A Writer Looking to Change the World

Search This Blog

Tuesday, January 25, 2022

Rushed Rhyming Regrets

    I’ve been writing a bunch of rhyming poetry lately, and I have to say I find it extremely fiddly. There are a lot of poets who can write really good poems with rhyme and meter and whatnot, but I’m just not one of them. Most of the problem is that when I’m trying to rhyme something, I’m not focused on what emotion I’m trying to aim for, which is my normal goal when writing poetry, I’m trying to figure out what my next rhyme should be. 

     It doesn’t help that English doesn’t have a lot to work with. I’m grateful for google because I keep forgetting what rhymes words even have. I know I’m not the only person who has this problem, one of the things I do when listening to music that has lyrics is trying to guess the next line by what rhymes the end of the current line has. If you’ve listened to enough songs, you’ll learn the rhymes fairly quickly. It says something that one of the reasons Hamilton became so famous is because Lin-Manuel Miranda was able to rhyme at not just the end of a line but in the middle of lines as well. He was so good that the “bad” songs in musical were better than a lot of “good” songs other songwriters produce. 

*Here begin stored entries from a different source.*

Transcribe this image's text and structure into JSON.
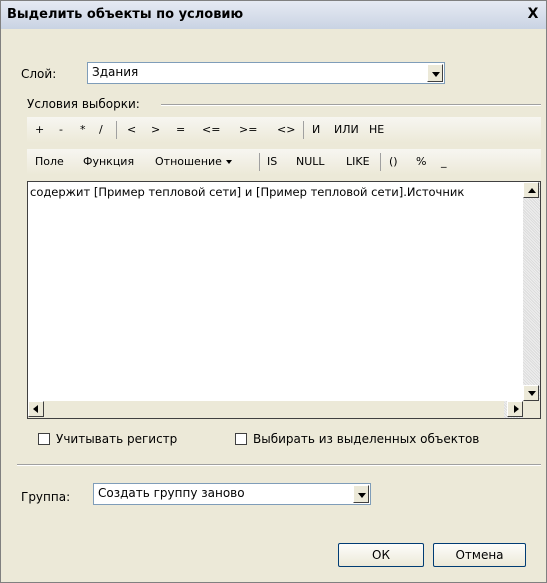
{
  "window": {
    "title": "Выделить объекты по условию",
    "close_glyph": "X"
  },
  "layer": {
    "label": "Слой:",
    "value": "Здания"
  },
  "conditions": {
    "label": "Условия выборки:"
  },
  "operators": [
    "+",
    "-",
    "*",
    "/",
    "<",
    ">",
    "=",
    "<=",
    ">=",
    "<>",
    "И",
    "ИЛИ",
    "НЕ"
  ],
  "functions_toolbar": {
    "field": "Поле",
    "function": "Функция",
    "relation": "Отношение",
    "is": "IS",
    "null": "NULL",
    "like": "LIKE",
    "parens": "()",
    "percent": "%",
    "underscore": "_"
  },
  "expression": "содержит [Пример тепловой сети] и [Пример тепловой сети].Источник",
  "options": {
    "case_sensitive": "Учитывать регистр",
    "from_selected": "Выбирать из выделенных объектов"
  },
  "group": {
    "label": "Группа:",
    "value": "Создать группу заново"
  },
  "buttons": {
    "ok": "ОК",
    "cancel": "Отмена"
  }
}
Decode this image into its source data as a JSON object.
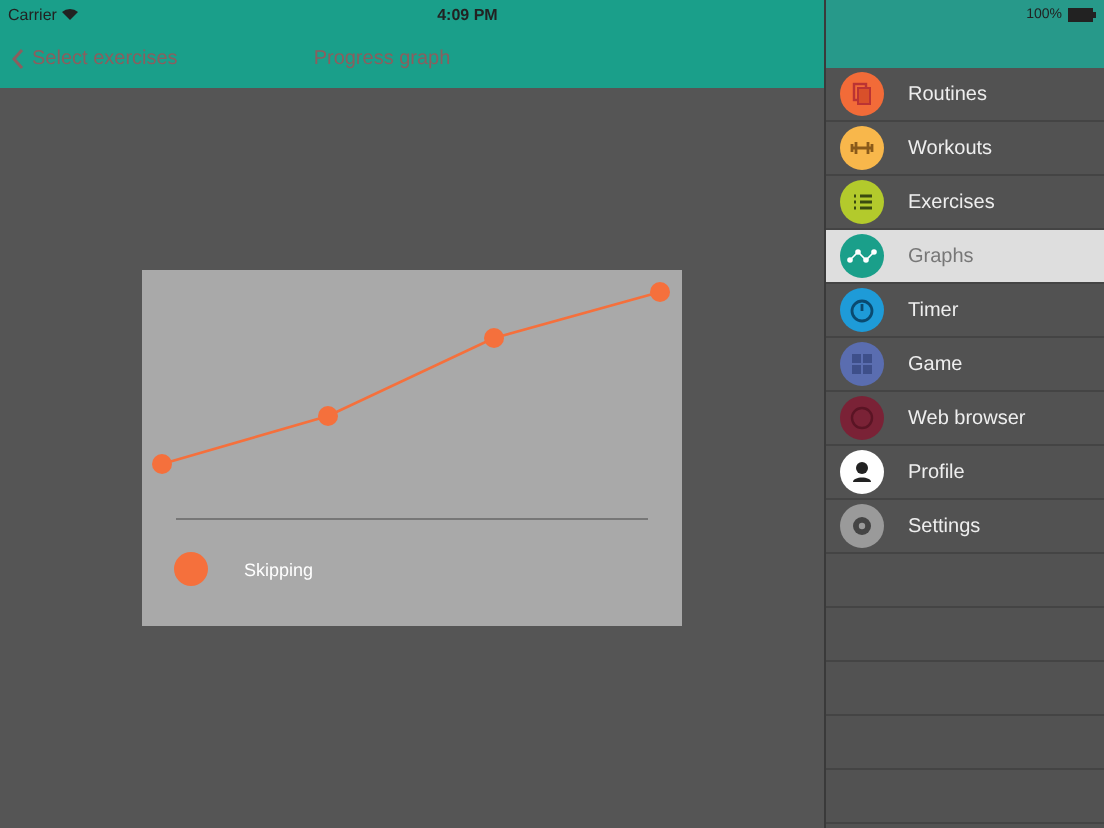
{
  "status_bar": {
    "carrier": "Carrier",
    "time": "4:09 PM",
    "battery": "100%"
  },
  "nav_bar": {
    "back": "Select exercises",
    "title": "Progress graph"
  },
  "graph": {
    "legend": [
      {
        "label": "Skipping",
        "color": "#f5703c"
      }
    ]
  },
  "menu": {
    "items": [
      {
        "label": "Routines",
        "kind": "routines",
        "color": "#f26b38",
        "selected": false
      },
      {
        "label": "Workouts",
        "kind": "workouts",
        "color": "#f8b74b",
        "selected": false
      },
      {
        "label": "Exercises",
        "kind": "exercises",
        "color": "#b3ca2c",
        "selected": false
      },
      {
        "label": "Graphs",
        "kind": "graphs",
        "color": "#1a9f8a",
        "selected": true
      },
      {
        "label": "Timer",
        "kind": "timer",
        "color": "#1e9bd8",
        "selected": false
      },
      {
        "label": "Game",
        "kind": "game",
        "color": "#5a6db0",
        "selected": false
      },
      {
        "label": "Web browser",
        "kind": "browser",
        "color": "#7a2236",
        "selected": false
      },
      {
        "label": "Profile",
        "kind": "profile",
        "color": "#ffffff",
        "selected": false
      },
      {
        "label": "Settings",
        "kind": "settings",
        "color": "#9a9a9a",
        "selected": false
      }
    ]
  }
}
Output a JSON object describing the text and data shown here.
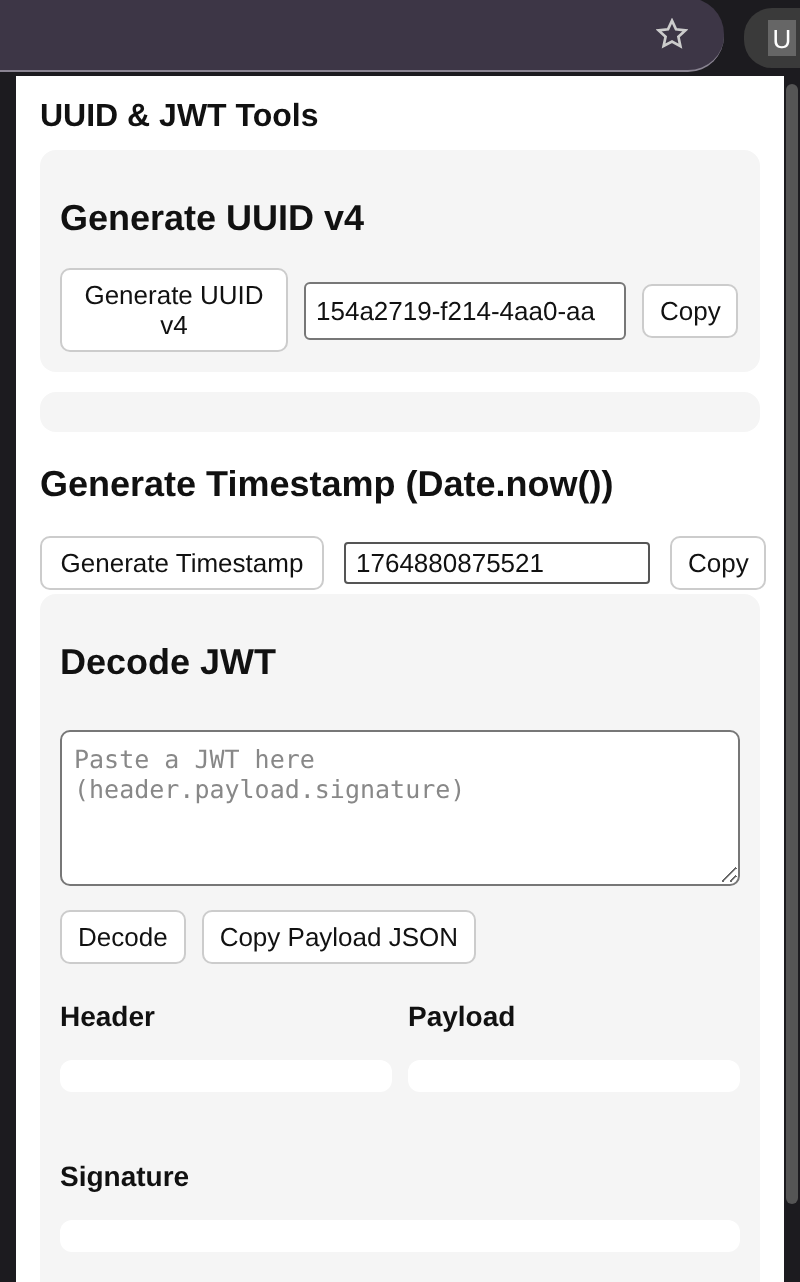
{
  "browser": {
    "profile_initial": "U"
  },
  "popup": {
    "title": "UUID & JWT Tools",
    "uuid": {
      "heading": "Generate UUID v4",
      "generate_button": "Generate UUID v4",
      "value": "154a2719-f214-4aa0-aa",
      "copy_button": "Copy"
    },
    "timestamp": {
      "heading": "Generate Timestamp (Date.now())",
      "generate_button": "Generate Timestamp",
      "value": "1764880875521",
      "copy_button": "Copy"
    },
    "jwt": {
      "heading": "Decode JWT",
      "placeholder": "Paste a JWT here\n(header.payload.signature)",
      "decode_button": "Decode",
      "copy_payload_button": "Copy Payload JSON",
      "header_label": "Header",
      "payload_label": "Payload",
      "signature_label": "Signature"
    }
  }
}
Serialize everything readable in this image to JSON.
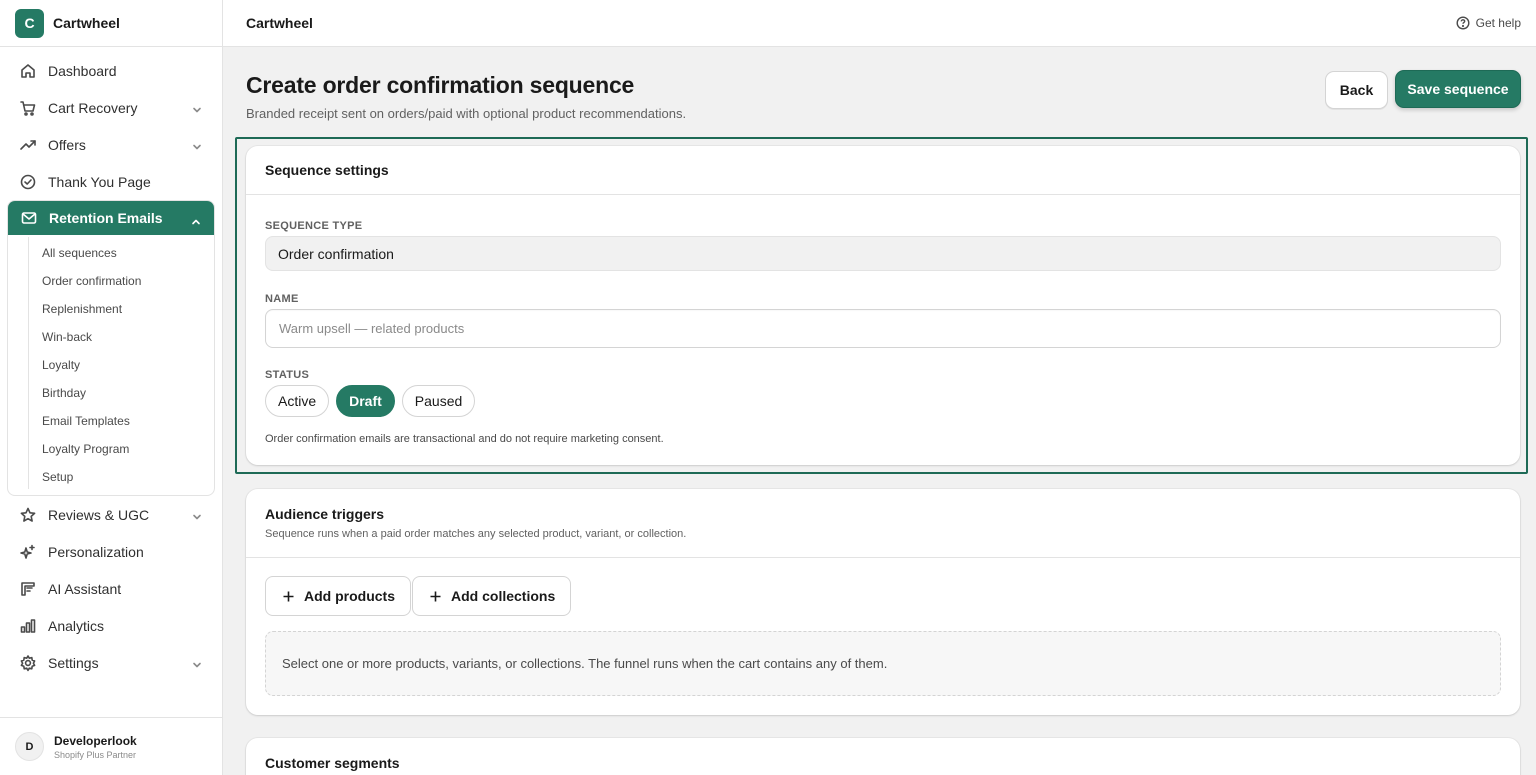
{
  "brand": {
    "logo_letter": "C",
    "name": "Cartwheel",
    "accent": "#257a64"
  },
  "topbar": {
    "title": "Cartwheel",
    "help": "Get help"
  },
  "nav": {
    "dashboard": "Dashboard",
    "cart_recovery": "Cart Recovery",
    "offers": "Offers",
    "thank_you": "Thank You Page",
    "retention": "Retention Emails",
    "sub": [
      "All sequences",
      "Order confirmation",
      "Replenishment",
      "Win-back",
      "Loyalty",
      "Birthday",
      "Email Templates",
      "Loyalty Program",
      "Setup"
    ],
    "reviews": "Reviews & UGC",
    "personalization": "Personalization",
    "ai": "AI Assistant",
    "analytics": "Analytics",
    "settings": "Settings"
  },
  "user": {
    "initial": "D",
    "name": "Developerlook",
    "role": "Shopify Plus Partner"
  },
  "page": {
    "title": "Create order confirmation sequence",
    "subtitle": "Branded receipt sent on orders/paid with optional product recommendations.",
    "back": "Back",
    "save": "Save sequence"
  },
  "settings_card": {
    "title": "Sequence settings",
    "type_label": "SEQUENCE TYPE",
    "type_value": "Order confirmation",
    "name_label": "NAME",
    "name_placeholder": "Warm upsell — related products",
    "status_label": "STATUS",
    "status_options": [
      "Active",
      "Draft",
      "Paused"
    ],
    "status_selected": "Draft",
    "hint": "Order confirmation emails are transactional and do not require marketing consent."
  },
  "audience_card": {
    "title": "Audience triggers",
    "desc": "Sequence runs when a paid order matches any selected product, variant, or collection.",
    "add_products": "Add products",
    "add_collections": "Add collections",
    "empty": "Select one or more products, variants, or collections. The funnel runs when the cart contains any of them."
  },
  "segments_card": {
    "title": "Customer segments"
  },
  "icons": [
    "home-icon",
    "cart-icon",
    "trend-icon",
    "check-circle-icon",
    "mail-icon",
    "star-icon",
    "sparkle-icon",
    "ai-icon",
    "bar-chart-icon",
    "gear-icon",
    "help-icon",
    "plus-icon",
    "chevron-down-icon",
    "chevron-up-icon"
  ]
}
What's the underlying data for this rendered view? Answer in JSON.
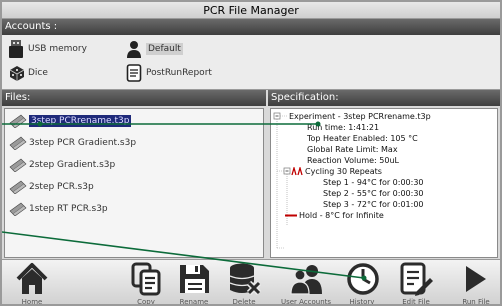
{
  "window": {
    "title": "PCR File Manager"
  },
  "accounts": {
    "header": "Accounts :",
    "items": [
      {
        "label": "USB memory",
        "icon": "usb-memory-icon"
      },
      {
        "label": "Default",
        "icon": "user-icon",
        "selected": true
      },
      {
        "label": "Dice",
        "icon": "dice-icon"
      },
      {
        "label": "PostRunReport",
        "icon": "document-icon"
      }
    ]
  },
  "files": {
    "header": "Files:",
    "items": [
      {
        "name": "3step PCRrename.t3p",
        "selected": true
      },
      {
        "name": "3step PCR Gradient.s3p"
      },
      {
        "name": "2step Gradient.s3p"
      },
      {
        "name": "2step PCR.s3p"
      },
      {
        "name": "1step RT PCR.s3p"
      }
    ]
  },
  "specification": {
    "header": "Specification:",
    "experiment": "Experiment - 3step PCRrename.t3p",
    "run_time": "Run time: 1:41:21",
    "top_heater": "Top Heater Enabled: 105 °C",
    "global_rate": "Global Rate Limit: Max",
    "reaction_volume": "Reaction Volume: 50uL",
    "cycling": "Cycling 30 Repeats",
    "steps": [
      "Step 1 - 94°C for 0:00:30",
      "Step 2 - 55°C for 0:00:30",
      "Step 3 - 72°C for 0:01:00"
    ],
    "hold": "Hold - 8°C for Infinite"
  },
  "toolbar": {
    "home": "Home",
    "copy": "Copy",
    "rename": "Rename",
    "delete": "Delete",
    "user_accounts": "User Accounts",
    "history": "History",
    "edit_file": "Edit File",
    "run_file": "Run File"
  },
  "colors": {
    "selection": "#1f2a7a",
    "header_dark": "#4a4a4a",
    "annotation_line": "#0c6b3a",
    "hold_red": "#c00000"
  }
}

     I can’t complain about the difficulty, it’s a nice change from writing free verse poetry, but I do wish there was a middle ground between the difficulty of rhyming poetry and the openness that free verse has. I know there are other forms, like Haiku and cinquain, and a lot of poetry that focuses on meter rather then rhyming, but I honestly find keeping track of stress in lines very tricky. And a lot of other forms just feel more like gimmicks than something designed to provide challenge. 

    Sometimes I feel like everyone knows how to write poetry, but nobody knows how to do it well. You can find a lot of style guides on the internet, and stuff on metaphor and simile, but the only way to know you’re doing it right is to stand in front of an audience and pray they don’t laugh when you don’t want them to. Or throw tomatoes at you. I don’t even know what I think makes a poem good or bad, I just know that I like some poems a lot and there are some poems I don’t like but I know other people like. I’m not even trying to write good poetry; I’m just trying to express myself in a way that makes sense. The rhyming is just because I want to be able to say I could write a good rhyming poem if I wanted to, even though I doubt I will.